La lutte au gangstérisme dans l'industrie de la construction nécessite beaucoup de temps et d'argent, mais lorsqu'elle est couronnée de succès, elle peut offrir un formidable retour sur investissement à l'État québécois grâce à la saisie de fortunes colossales.

C'est ce qui ressort des témoignages des enquêteurs qui ont investi des années de travail avant de coincer l'as fraudeur Ronald Chicoine pour sa participation à un complexe stratagème de fausses facturations et de blanchiment d'argent.

Ronald Chicoine a plaidé coupable en août à diverses accusations, notamment de gangstérisme, fraude et blanchiment d'argent.

Dans la cadre du projet Dorade, la Sûreté du Québec a déterminé que son centre d'encaissement de chèques de Charlemagne, Crédit Fonds Lanaudière, avait encaissé plus de 40 millions $ en chèques émis par des entrepreneurs en construction à des compagnies fictives.

Les entrepreneurs recevaient ainsi de fausses factures utilisées pour frauder l'impôt. Ils récupéraient aussi en sous-main d'importantes sommes d'argent liquide qu'ils pouvaient utiliser à leur guise, notamment pour payer des travailleurs au noir.

Outre le système de fausses factures, la deuxième phase du projet Dorade a permis de démontrer que l'entreprise de Ronald Chicoine était aussi au coeur d'un stratagème de blanchiment d'argent sale à travers des compagnies étrangères qui étaient secrètement sous son contrôle. Le stratagème avait des ramifications en Suisse et aux Bahamas.

Enquête complexe

À l'occasion de représentations sur sentence de Chicoine jeudi, la Couronne a insisté sur l'ampleur des ressources investies pour lui mettre la main au collet. Le récit devant le tribunal des techniques d'enquête était à lui seul très laborieux. « Je peux vous dire quelque chose maître, c'est complexe », a commenté le juge Jean-Pierre Boyer.

Pour l'enquête sur les fausses factures, la SQ estime avoir déboursé 1,5 million $ pour les salaires des enquêteurs, l'écoute électronique, la filature, les perquisitions et la coûteuse expertise des juricomptables. « C'est un minimum, sans compter la gazoline dans les voitures et certains temps supplémentaires », a commenté le sergent Vincent Rodrigue, un des enquêteurs attitrés au dossier.

Pour la deuxième phase du projet, visant le blanchiment d'argent, le corps policier a déboursé environ 3 millions $, notamment pour analyser les 100 000 conversations interceptées et les centaines de milliers de documents saisis.
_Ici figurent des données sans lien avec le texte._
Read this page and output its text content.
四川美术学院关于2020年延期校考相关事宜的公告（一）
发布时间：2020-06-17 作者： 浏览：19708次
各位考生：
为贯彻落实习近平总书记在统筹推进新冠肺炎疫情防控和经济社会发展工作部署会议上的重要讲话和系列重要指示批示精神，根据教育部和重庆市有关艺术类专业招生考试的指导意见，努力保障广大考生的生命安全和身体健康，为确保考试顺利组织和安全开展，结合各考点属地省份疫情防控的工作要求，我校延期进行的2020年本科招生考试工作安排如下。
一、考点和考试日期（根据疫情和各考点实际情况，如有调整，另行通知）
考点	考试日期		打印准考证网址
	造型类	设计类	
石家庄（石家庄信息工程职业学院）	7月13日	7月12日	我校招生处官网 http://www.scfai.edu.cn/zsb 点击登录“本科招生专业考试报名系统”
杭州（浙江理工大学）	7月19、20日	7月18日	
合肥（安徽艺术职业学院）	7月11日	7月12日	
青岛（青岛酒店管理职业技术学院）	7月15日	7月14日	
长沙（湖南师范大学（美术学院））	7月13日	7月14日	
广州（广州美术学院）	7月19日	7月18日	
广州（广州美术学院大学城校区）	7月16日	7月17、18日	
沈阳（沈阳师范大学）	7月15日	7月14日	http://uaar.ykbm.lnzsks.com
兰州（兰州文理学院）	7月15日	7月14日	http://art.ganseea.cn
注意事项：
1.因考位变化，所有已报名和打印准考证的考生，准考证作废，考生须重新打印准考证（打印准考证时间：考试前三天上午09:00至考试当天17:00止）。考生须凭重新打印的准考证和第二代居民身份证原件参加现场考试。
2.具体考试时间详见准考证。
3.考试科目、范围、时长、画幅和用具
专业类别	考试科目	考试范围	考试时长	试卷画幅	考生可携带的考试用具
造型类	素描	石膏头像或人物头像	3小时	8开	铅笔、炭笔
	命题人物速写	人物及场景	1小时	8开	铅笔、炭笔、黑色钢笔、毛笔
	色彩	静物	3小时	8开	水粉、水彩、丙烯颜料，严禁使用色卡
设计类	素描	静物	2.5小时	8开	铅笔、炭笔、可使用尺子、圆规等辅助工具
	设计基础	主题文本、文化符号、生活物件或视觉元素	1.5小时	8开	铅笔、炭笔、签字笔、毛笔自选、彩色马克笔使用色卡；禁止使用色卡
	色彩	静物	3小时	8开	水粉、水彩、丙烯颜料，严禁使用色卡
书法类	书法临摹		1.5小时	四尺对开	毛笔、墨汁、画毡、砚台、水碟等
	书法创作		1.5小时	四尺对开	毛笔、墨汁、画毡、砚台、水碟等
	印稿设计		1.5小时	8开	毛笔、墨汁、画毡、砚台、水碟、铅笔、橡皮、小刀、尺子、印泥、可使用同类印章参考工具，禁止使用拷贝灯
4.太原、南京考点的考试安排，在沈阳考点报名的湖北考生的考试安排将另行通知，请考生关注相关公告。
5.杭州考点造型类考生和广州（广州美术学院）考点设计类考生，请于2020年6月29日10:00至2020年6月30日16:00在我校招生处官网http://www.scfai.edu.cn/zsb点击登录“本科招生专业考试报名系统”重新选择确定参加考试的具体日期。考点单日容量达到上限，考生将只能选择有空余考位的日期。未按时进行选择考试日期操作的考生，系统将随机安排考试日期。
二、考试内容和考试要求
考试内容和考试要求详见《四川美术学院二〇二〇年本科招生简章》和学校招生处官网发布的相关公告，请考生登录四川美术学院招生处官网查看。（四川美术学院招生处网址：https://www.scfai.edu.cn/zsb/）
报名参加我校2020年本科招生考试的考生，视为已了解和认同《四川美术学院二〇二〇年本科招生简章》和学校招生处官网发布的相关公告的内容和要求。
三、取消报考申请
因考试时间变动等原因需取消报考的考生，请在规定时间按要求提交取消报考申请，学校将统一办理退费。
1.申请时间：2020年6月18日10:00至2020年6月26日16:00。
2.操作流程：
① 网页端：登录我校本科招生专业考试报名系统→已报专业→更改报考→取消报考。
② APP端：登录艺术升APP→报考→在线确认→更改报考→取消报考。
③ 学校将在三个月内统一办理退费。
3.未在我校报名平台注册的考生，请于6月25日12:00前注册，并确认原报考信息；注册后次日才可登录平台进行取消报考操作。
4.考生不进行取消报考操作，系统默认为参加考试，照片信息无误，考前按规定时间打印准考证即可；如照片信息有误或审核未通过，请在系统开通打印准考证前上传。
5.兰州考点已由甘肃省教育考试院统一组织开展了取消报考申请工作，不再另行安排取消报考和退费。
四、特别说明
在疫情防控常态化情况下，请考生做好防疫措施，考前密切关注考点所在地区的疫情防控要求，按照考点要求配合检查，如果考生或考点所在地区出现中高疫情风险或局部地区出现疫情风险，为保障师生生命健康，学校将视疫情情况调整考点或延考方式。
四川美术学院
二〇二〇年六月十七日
« C'est une chose de tout saisir, c'en est une autre de tout analyser », a commenté l'enquêteur David Proulx, insistant sur l'ampleur de la tâche.

Revenu Québec, qui s'occupait du volet évasion fiscale de l'affaire, n'a pas été en mesure de dire dire au tribunal combien elle lui avait coûté. Un représentant de l'organisme a toutefois témoigné que les employés du fisc y avaient mis 28 000 heures de travail.

Des coûts importants, en temps et en argent. La couronne a tenté de faire valoir au juge jeudi que l'ampleur et la complexité du dossier devraient être retenues comme facteurs aggravants dans la détermination de la sentence de Ronald Chicoine.

Une fortune à confisquer

Mais comme l'a souligné l'avocate de Chicoine, Me Christiane Filteau, les autorités risquent d'y trouver leur compte. La Sûreté du Québec a obtenu des ordonnances de blocage record de 40 millions $ sur les actifs du groupe de Chicoine : argent comptant, immeubles, véhicules. La couronne tente présentement de faire confisquer définitivement tous ces biens. « Je vous le souhaite », a lancé Me Filteau avec le sourire.

L'État québécois pourrait ainsi récupérer une fortune qui « dépasse largement les coûts de l'enquête », a-t-elle fait admettre à l'enquêteur Proulx. Le retour sur l'investissement serait potentiellement neuf fois supérieur à ce que la SQ a dépensé. Même en ajoutant les salaires des employés de Revenu Québec, le dossier demeurerait très rentable pour l'État.

La requête en confiscation des biens sera entendue le 2 février. D'ici là, la Couronne réclame une sentence de huit ans de prison pour Chicoine, alors que la défense propose plutôt 42 mois.